Parshat Vayeitzei
Overview
Insights
Holy Eclipse!
“And Yaakov left Be’er Sheva and went to Charan.” (21:10)
Most of us get to a certain platform of spirituality in life and leave it at that. We’re happy to move into neutral and coast on what we’ve already achieved.
If we decided to keep Shabbat, we carry on keeping Shabbat; if we said, “I’m going to keep kosher,” we carry on keeping Kosher, or putting on tefillin or whatever it is. If we went to Yeshiva, we carry on learning — sometimes less, sometimes more. At some point we feel, “Okay, I’m not that great, but I’m not that bad either.”
Truth be told, to move outside our comfort zone and do something that’s even a little bit more than other people is very difficult. It’s difficult because people don’t do more than they have to. Some of us struggle to do even that. In terms of spirituality we are a bit like herd animals. We like to stick with the crowd.
And we also tend to think, “What difference does it make to the world anyway? True, I’ll be a better person, but there are already so many tzadikim (righteous people) in the world, so what does the world need me for? Why do I need to be so religious? Aren’t there already enough “Famous Tzadik” pictures to put up in the succa?”
“And Yaakov left Be’er Sheva and went to Charan.”
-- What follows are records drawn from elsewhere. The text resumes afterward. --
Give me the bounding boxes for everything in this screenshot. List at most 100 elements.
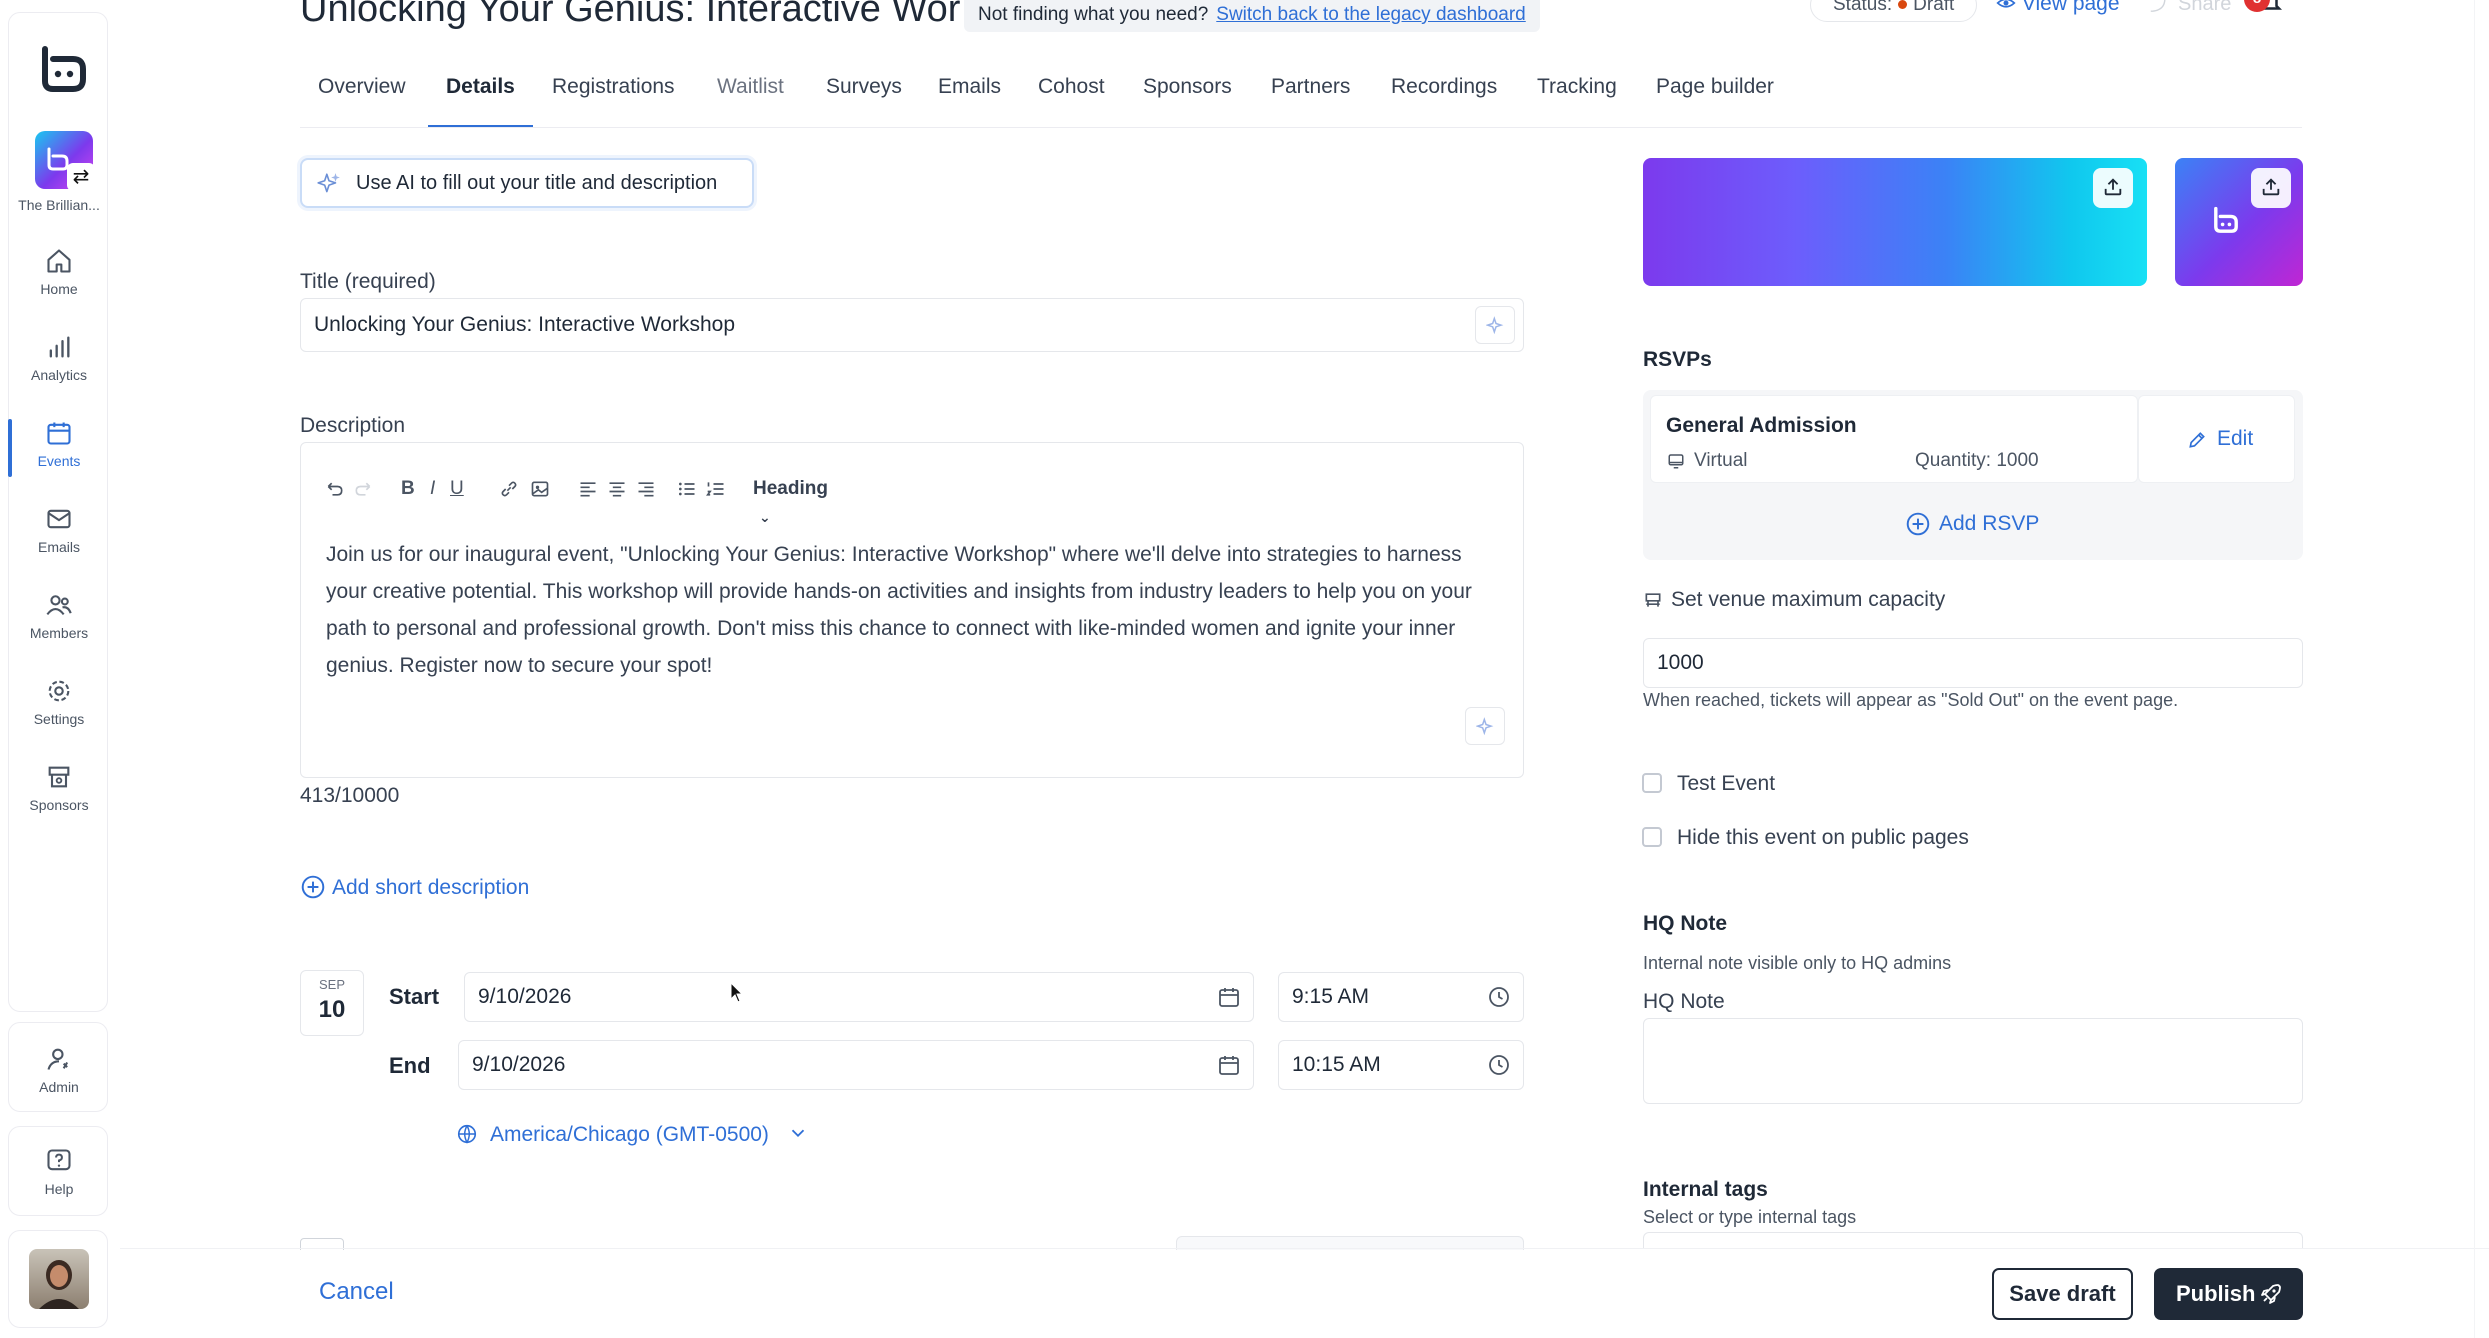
sidebar-item-sponsors[interactable]: Sponsors: [9, 763, 109, 841]
sidebar-item-home[interactable]: Home: [9, 247, 109, 325]
sparkle-icon: [1486, 316, 1504, 335]
notifications-button[interactable]: 8: [2244, 0, 2284, 16]
tab-overview[interactable]: Overview: [318, 70, 406, 128]
underline-button[interactable]: U: [450, 475, 464, 503]
active-indicator: [8, 419, 12, 477]
add-rsvp-button[interactable]: Add RSVP: [1905, 512, 2039, 537]
sidebar-item-admin[interactable]: Admin: [9, 1045, 109, 1123]
tab-recordings[interactable]: Recordings: [1391, 70, 1497, 128]
admin-icon: [47, 1048, 69, 1070]
calendar-icon[interactable]: [1217, 1053, 1241, 1077]
end-date-input[interactable]: 9/10/2026: [458, 1040, 1254, 1090]
add-short-description-button[interactable]: Add short description: [300, 875, 529, 900]
tab-registrations[interactable]: Registrations: [552, 70, 675, 128]
hq-note-heading: HQ Note: [1643, 912, 1727, 935]
align-left-button[interactable]: [578, 475, 598, 503]
ai-fill-label: Use AI to fill out your title and descri…: [356, 172, 718, 194]
align-center-button[interactable]: [607, 475, 627, 503]
status-badge[interactable]: Status: Draft: [1810, 0, 1978, 22]
timezone-select[interactable]: America/Chicago (GMT-0500): [456, 1123, 809, 1147]
undo-button[interactable]: [325, 475, 345, 503]
end-date-value: 9/10/2026: [472, 1053, 566, 1076]
start-label: Start: [389, 984, 440, 1009]
align-right-button[interactable]: [636, 475, 656, 503]
title-ai-button[interactable]: [1475, 306, 1515, 344]
description-editor[interactable]: B I U Heading ⌄ Join us for our inaugura…: [300, 442, 1524, 778]
tab-details[interactable]: Details: [428, 70, 533, 128]
sidebar-item-analytics[interactable]: Analytics: [9, 333, 109, 411]
start-date-value: 9/10/2026: [478, 985, 572, 1008]
redo-button[interactable]: [353, 475, 373, 503]
character-counter: 413/10000: [300, 784, 400, 807]
title-input[interactable]: Unlocking Your Genius: Interactive Works…: [300, 298, 1524, 352]
italic-button[interactable]: I: [430, 475, 435, 503]
sidebar-item-events[interactable]: Events: [8, 419, 109, 497]
ticket-name: General Admission: [1666, 414, 1857, 437]
publish-button[interactable]: Publish: [2154, 1268, 2303, 1320]
page-scrollbar[interactable]: [2474, 0, 2489, 1338]
bullet-list-button[interactable]: [677, 475, 697, 503]
clock-icon[interactable]: [1487, 1053, 1511, 1077]
sidebar-item-settings[interactable]: Settings: [9, 677, 109, 755]
description-text[interactable]: Join us for our inaugural event, "Unlock…: [326, 536, 1496, 684]
sidebar-item-label: Analytics: [30, 367, 88, 383]
avatar[interactable]: [29, 1249, 89, 1309]
bold-button[interactable]: B: [401, 475, 415, 503]
legacy-dashboard-link[interactable]: Switch back to the legacy dashboard: [1216, 4, 1525, 25]
image-button[interactable]: [530, 475, 550, 503]
sidebar-item-members[interactable]: Members: [9, 591, 109, 669]
internal-tags-input[interactable]: [1643, 1232, 2303, 1248]
status-label: Status:: [1833, 0, 1893, 15]
test-event-checkbox[interactable]: [1642, 773, 1662, 793]
tab-surveys[interactable]: Surveys: [826, 70, 902, 128]
pencil-icon: [2189, 432, 2205, 448]
page-title: Unlocking Your Genius: Interactive Wor: [300, 0, 961, 30]
tab-cohost[interactable]: Cohost: [1038, 70, 1105, 128]
sidebar-item-label: Help: [44, 1181, 74, 1197]
capacity-label: Set venue maximum capacity: [1671, 588, 1946, 611]
save-draft-button[interactable]: Save draft: [1992, 1268, 2133, 1320]
start-time-input[interactable]: 9:15 AM: [1278, 972, 1524, 1022]
link-button[interactable]: [499, 475, 519, 503]
sidebar-item-emails[interactable]: Emails: [9, 505, 109, 583]
numbered-list-button[interactable]: [706, 475, 726, 503]
upload-icon: [2262, 178, 2280, 196]
cover-upload-button[interactable]: [2093, 168, 2133, 208]
thumbnail-upload-button[interactable]: [2251, 168, 2291, 208]
end-time-input[interactable]: 10:15 AM: [1278, 1040, 1524, 1090]
tab-page-builder[interactable]: Page builder: [1656, 70, 1774, 128]
ai-fill-button[interactable]: Use AI to fill out your title and descri…: [300, 158, 754, 208]
legacy-banner: Not finding what you need? Switch back to…: [964, 0, 1540, 32]
org-switcher[interactable]: ⇄: [35, 131, 95, 191]
sidebar-item-help[interactable]: Help: [9, 1147, 109, 1225]
tab-partners[interactable]: Partners: [1271, 70, 1350, 128]
sidebar-item-label: Settings: [33, 711, 85, 727]
thumbnail-image[interactable]: [2175, 158, 2303, 286]
app-logo-icon[interactable]: [35, 41, 91, 97]
description-ai-button[interactable]: [1465, 707, 1505, 745]
capacity-heading: Set venue maximum capacity: [1643, 588, 1945, 612]
heading-select[interactable]: Heading ⌄: [753, 475, 828, 525]
rocket-icon: [2261, 1284, 2281, 1304]
capacity-input[interactable]: 1000: [1643, 638, 2303, 688]
share-button[interactable]: ⤴ Share: [2150, 0, 2231, 20]
numbered-list-icon: [706, 482, 724, 496]
hide-event-checkbox[interactable]: [1642, 827, 1662, 847]
heading-select-value: Heading: [753, 478, 828, 499]
date-badge-month: SEP: [318, 977, 345, 992]
clock-icon[interactable]: [1487, 985, 1511, 1009]
tab-waitlist[interactable]: Waitlist: [717, 70, 784, 128]
cover-image[interactable]: [1643, 158, 2147, 286]
hq-note-textarea[interactable]: [1643, 1018, 2303, 1104]
view-page-link[interactable]: View page: [1996, 0, 2120, 20]
tab-sponsors[interactable]: Sponsors: [1143, 70, 1232, 128]
cancel-button[interactable]: Cancel: [319, 1278, 394, 1306]
gear-icon: [48, 680, 70, 702]
start-date-input[interactable]: 9/10/2026: [464, 972, 1254, 1022]
tab-tracking[interactable]: Tracking: [1537, 70, 1617, 128]
ticket-card[interactable]: General Admission Virtual Quantity: 1000: [1650, 395, 2138, 483]
edit-rsvp-button[interactable]: Edit: [2138, 395, 2295, 483]
calendar-icon[interactable]: [1217, 985, 1241, 1009]
venue-icon: [1645, 593, 1661, 607]
tab-emails[interactable]: Emails: [938, 70, 1001, 128]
Rashi explains that the Torah needed to write only that Yaakov went to Charan — what need was there to emphasize that he also left Be’er Sheva? He answers that when a tzadik leaves a place it leaves an impression. When a tzadik is in a city, his presence causes radiance and a luminous, spiritual brilliance to settle on the city, and when he leaves, the radiance is lost.
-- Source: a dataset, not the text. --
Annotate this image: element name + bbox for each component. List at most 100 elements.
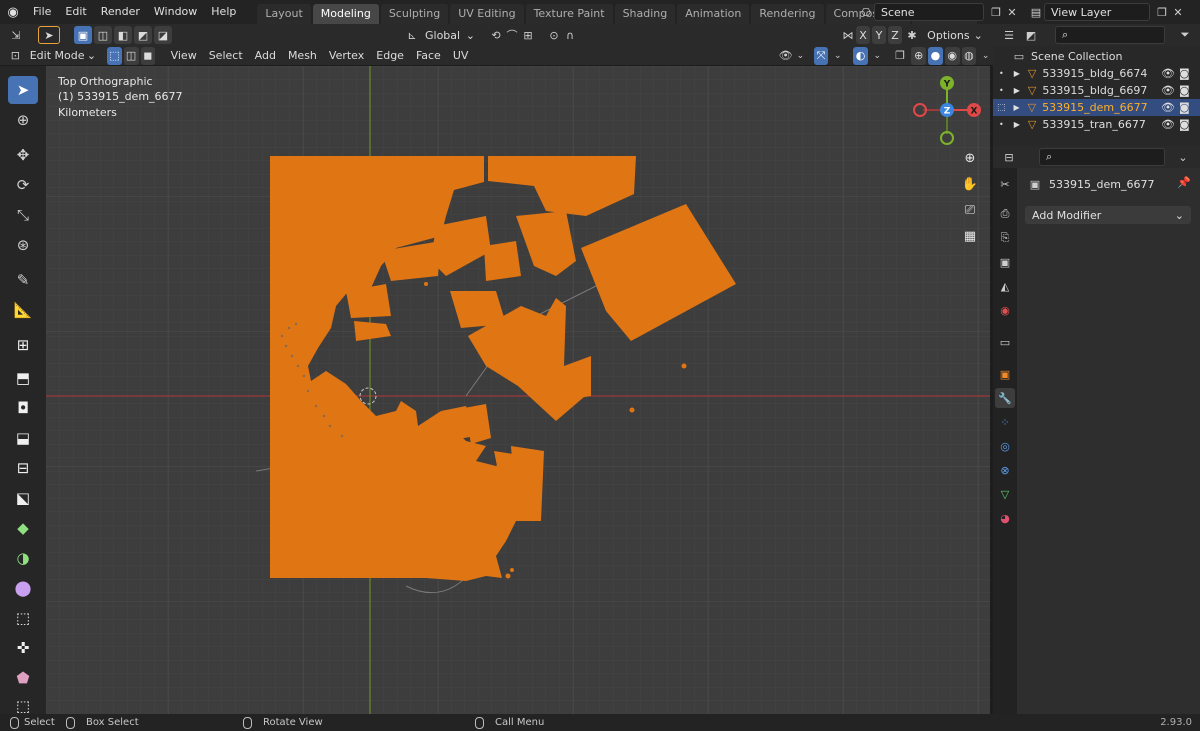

The question arises, “Was Yaakov the first tzadik to leave a city? Didn’t both his father Yitzchak and his grandfather Avraham both leave places? Why does the Torah emphasize Yaakov’s leaving over theirs?”
The difference is that when both Avraham and Yitzchak left places, they left no tzadik of their stature behind, whereas when Yaakov left Be’er Sheva he left his parents, Yitzchak and Rivka, two great tzadikim. One might have thought that since Yitzchak and Rivka remained, Yaakov’s departure would not dim the spiritual light of the place. Therefore, it is specifically here that the Torah emphasizes the reverse — holiness never eclipses itself. The spiritual light that three holy people radiate is much greater than two.
When we think that our meager efforts at being close to Gd are eclipsed by the great and the holy people of our generation, we should remember that holiness is never eclipsed, that our every holy thought or action adds immeasurably to the cosmos.